Opinión / Noticias

Por: Alfredo Carquez Saavedra
Joe Biden camina sin rumbo hacia la selva amazónica. No llega a tiempo para la foto de familia al final de la reunión del G-20 efectuada en Río de Janeiro. ¿Un hombre en sus condiciones puede gobernar realmente en Estados Unidos? La verdad, lo dudo. Y más tomando en cuenta los límites con los que el denominado “Estado profundo” pudo frenar más de una propuesta de un personaje con probada energía, liderazgo y ansias de mando como fue Donald Trump en su primer mandato.
Biden es algo así como un Edmundo González Urrutia, un títere gringo cuyos hilos los mueven factores de poder que hacen de la guerra un gran negocio y a los que parece no importarle (tal vez porque creen que no se verán afectados) que el mundo o, mejor dicho, la humanidad, camine ciegamente hacia el precipicio.

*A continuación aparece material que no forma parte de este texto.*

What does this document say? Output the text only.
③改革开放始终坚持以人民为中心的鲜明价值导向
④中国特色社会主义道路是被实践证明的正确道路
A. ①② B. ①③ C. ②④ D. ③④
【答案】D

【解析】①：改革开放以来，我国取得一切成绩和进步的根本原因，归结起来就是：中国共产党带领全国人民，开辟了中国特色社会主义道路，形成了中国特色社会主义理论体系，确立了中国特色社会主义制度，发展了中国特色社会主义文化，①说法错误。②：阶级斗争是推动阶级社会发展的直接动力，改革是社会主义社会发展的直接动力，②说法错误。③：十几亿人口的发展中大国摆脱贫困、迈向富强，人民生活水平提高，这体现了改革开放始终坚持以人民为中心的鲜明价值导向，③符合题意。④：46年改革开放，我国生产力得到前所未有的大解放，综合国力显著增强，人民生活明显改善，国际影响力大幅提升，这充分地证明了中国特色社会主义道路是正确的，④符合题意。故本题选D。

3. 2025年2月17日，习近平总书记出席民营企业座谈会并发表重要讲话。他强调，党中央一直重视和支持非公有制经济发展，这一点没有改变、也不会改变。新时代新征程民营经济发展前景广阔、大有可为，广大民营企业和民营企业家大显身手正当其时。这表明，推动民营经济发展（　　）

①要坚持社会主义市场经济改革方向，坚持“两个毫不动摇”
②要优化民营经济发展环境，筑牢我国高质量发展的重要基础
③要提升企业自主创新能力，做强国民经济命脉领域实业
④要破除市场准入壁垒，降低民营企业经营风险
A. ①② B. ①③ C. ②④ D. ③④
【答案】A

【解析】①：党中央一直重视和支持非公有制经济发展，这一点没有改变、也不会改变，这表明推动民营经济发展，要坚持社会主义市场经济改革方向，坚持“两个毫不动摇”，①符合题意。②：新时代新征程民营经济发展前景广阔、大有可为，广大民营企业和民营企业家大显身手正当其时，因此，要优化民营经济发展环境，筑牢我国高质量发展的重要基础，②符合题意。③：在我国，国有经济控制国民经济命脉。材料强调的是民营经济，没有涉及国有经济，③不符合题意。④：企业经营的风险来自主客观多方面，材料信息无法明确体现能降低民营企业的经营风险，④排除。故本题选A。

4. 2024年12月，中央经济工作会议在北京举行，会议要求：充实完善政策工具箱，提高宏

Vale suponer entonces que este señor no tenga la menor idea de si firmó o no la orden que le permite al nazi que gobierna en Ucrania –a quien hace rato se le venció su período constitucional de gobierno y al que los medios de comunicación de occidente ni por error llaman dictador– utilizar misiles de largo alcance de fabricación estadounidense para atacar poblaciones de la Federación de Rusia. Por supuesto que su condición de viajante mental por la Vía Láctea no lo exime de su responsabilidad ante el terrible escenario de que estalle una III Guerra Mundial con bastantes probabilidades de uso de armas de destrucción masiva.
Biden no es el único loco en escena. Josep Borrell, alto burócrata de la Unión Europea, quien –gracias a Dios– está por entregar el cargo, dijo inmediatamente después de hacerse pública la demencial decisión tomada por Washington, que se trataba de una “muy buena noticia”.
¿Cómo puede considerar un ser humano algo positivo que le la entreguen instrumentos de muerte a elementos sin escrúpulos como los que mantienen el poder un Ucrania? Con razón la UE no ha hecho nada para detener el genocidio que a diario cometen los nazis del estado de Israel en Palestina. Pero además, ¿este genio de la diplomacia y la geopolítica no se ha enterado de que el Viejo Continente será carne de cañón, tonto útil de la Casa Blanca, si de verdad estalla una conflagración como la ya mencionada?
Otro detalle: ¿creerá verdaderamente la élite de Estados Unidos que sus ciudades no se verían afectadas en una III Guerra Mundial, como ocurrió en los conflictos de comienzos y mediados del siglo XX? ¿Acaso Alaska no está casi al lado de Siberia? En el manicomio del norte global, Trump, el que parecía más delirante, es quien hizo de la paz una oferta electoral. Ojalá cumpla.